How can I maintain sensemaking when moving my class from in-person to online?

posted March 13, 2020 and revised March 26, 2020
by Andrew Elby (he/him) and Ayush Gupta (he/him, they/them)

While switching your in-person, active-learning physics classroom to an online environment, navigating technical and curricular issues in a kind and humane way that accounts for the various additional challenges that you and your students will face in these times, is inevitably the first priority. We argue for devoting some of your remaining bandwidth to this issue: helping students continue to frame their “in-class” activity as sense-making.
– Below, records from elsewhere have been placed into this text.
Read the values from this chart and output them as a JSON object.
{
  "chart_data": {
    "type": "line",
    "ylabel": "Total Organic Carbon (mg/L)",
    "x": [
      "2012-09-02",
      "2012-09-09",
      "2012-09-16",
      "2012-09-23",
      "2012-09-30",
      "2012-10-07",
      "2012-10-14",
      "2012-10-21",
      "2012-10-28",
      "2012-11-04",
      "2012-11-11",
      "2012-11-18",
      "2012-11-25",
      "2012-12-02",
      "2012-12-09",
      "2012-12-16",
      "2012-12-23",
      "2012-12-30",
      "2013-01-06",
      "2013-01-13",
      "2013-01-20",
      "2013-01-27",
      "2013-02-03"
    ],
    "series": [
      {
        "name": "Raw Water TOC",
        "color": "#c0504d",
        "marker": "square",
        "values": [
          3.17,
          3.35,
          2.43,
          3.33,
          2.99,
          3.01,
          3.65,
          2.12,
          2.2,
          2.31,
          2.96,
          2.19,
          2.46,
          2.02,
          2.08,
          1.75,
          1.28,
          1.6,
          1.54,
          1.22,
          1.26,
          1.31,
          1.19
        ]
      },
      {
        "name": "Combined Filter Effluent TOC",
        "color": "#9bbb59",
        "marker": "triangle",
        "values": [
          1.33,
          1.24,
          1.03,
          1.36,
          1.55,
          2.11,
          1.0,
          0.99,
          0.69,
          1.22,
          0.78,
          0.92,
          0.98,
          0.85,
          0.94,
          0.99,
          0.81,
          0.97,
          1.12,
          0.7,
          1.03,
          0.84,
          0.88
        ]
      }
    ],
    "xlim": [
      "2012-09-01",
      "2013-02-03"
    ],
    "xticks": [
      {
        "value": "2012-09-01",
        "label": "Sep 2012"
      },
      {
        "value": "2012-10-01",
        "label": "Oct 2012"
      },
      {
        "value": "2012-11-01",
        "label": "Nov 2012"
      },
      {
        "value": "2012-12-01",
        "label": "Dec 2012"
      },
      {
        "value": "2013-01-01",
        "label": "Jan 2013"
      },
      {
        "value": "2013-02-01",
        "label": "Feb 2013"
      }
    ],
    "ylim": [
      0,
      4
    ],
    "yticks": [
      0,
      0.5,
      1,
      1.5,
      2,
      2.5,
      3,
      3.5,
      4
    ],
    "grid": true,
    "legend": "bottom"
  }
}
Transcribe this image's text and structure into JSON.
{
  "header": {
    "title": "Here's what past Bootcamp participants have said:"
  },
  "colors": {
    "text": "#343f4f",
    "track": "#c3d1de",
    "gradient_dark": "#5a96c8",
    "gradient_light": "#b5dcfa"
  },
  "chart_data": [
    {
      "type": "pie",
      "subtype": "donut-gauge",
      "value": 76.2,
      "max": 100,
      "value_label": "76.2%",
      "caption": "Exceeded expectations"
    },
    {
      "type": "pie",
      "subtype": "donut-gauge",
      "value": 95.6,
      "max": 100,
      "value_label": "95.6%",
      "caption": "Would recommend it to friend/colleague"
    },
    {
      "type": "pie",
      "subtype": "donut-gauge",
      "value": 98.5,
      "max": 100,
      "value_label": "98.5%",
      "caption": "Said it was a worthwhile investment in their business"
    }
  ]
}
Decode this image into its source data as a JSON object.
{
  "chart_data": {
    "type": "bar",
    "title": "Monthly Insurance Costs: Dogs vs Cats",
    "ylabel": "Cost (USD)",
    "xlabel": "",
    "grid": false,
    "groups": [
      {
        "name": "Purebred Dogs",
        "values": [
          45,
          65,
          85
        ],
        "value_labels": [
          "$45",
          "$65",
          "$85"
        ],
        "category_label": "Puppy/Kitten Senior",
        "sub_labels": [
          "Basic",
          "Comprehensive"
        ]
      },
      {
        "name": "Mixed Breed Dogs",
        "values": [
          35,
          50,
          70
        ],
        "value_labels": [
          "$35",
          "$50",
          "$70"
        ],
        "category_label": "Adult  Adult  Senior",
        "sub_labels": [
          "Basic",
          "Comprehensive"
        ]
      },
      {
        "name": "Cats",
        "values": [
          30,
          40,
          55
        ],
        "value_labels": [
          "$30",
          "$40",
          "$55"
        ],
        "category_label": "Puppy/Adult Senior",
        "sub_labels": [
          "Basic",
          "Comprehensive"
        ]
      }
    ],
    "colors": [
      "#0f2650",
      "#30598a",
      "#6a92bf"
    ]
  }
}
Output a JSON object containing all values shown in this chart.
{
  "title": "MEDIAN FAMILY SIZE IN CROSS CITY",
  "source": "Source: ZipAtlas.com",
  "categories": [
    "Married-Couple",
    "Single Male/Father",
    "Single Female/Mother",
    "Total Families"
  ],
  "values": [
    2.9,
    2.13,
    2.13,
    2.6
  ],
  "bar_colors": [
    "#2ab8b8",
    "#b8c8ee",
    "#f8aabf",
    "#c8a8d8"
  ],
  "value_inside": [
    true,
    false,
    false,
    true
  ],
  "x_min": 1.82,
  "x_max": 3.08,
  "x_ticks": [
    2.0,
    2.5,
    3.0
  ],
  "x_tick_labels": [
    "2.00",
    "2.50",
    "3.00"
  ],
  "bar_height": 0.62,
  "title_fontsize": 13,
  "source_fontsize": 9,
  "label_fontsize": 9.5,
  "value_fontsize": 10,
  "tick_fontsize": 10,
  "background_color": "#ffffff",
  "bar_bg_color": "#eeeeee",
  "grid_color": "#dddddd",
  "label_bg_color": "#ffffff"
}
As you know, it can be a challenge to establish a classroom culture that promotes making sense of concepts. When active-learning activities work well, it’s partly because they support students in maintaining a sense-making mindset. Even if your classroom culture of sense-making is well-established, the switch to an online environment could function as a kind of reset; you and your students will experience different sets of cues, many of which might be less associated with sense-making and more associated with information transmission. Small-group work could feel less organic and social, allowing a “get to the answer” mindset to intrude upon a sense-making mindset. When you as the instructor address the whole class, orally or in writing, it might feel to students less like part of an ongoing sensemaking conversation than normal—allowing an information-transmission mindset to intrude. And so on. All these threats to a sensemaking mindset and the sense-making class culture become more severe with greater amounts of asynchronous work (which might be needed more when our technologies and/or bandwidth get overwhelmed), which to students could feel less collaborative than synchronous activity. Students most in danger of being marginalized in a regular physics classroom may be in even more danger under these online conditions. We shouldn’t discount the potential for online spaces to function in racist, sexist, and classist ways, even when people aren’t intending to do so. (In-class active engagement was also never free of these considerations).

We should admit right off—our intuitions about how to navigate these challenges are based on our research and teaching aimed at fostering a sense-making classroom culture in “regular” in-person classes. We have no experience with purely online instruction. With that in mind, here goes…

  1. Partner with students to maintain sense-making. In any steps you take, partner with students. What do they think are the main threats to their sense-making in the shift to an online environment? What do they think they can do to maintain sensemaking despite the challenges—in partnership with you and each other? How are students experiencing this shift differently based on race, gender, class, dis/ability and other factors, and how might we create a more inclusive online-learning space? Partnering with students to face the technological and other challenges might open up new opportunities for making your instruction more equitable.
  2. Go meta with your students about this issue. Shifts away from a sense-making mindset, and the emergent drift away from a sense-making class culture can happen beneath conscious awareness. Therefore, helping yourself and students become aware of this issue, of discussing how you and they can fight the drift away from sense-making, can help. Revisiting this discussion can help as you adjust your classroom practices. During these discussions, talk less and listen more to what your students have to say.
  3. Grades. Even in classrooms with great sense-making cultures, grades can be a threat, nudging students away from sensemaking and toward “playing the game.” Whatever way you can adjust grading to mitigate this threat in the online environment could help. Again, students can be great partners in helping design the assessments and grading.

Do Less. Reducing expectations of how much of the content to cover would help you and your students navigate this transition in a more humane manner (allowing space to care for loved ones, including self) and have time to orient to sense-making.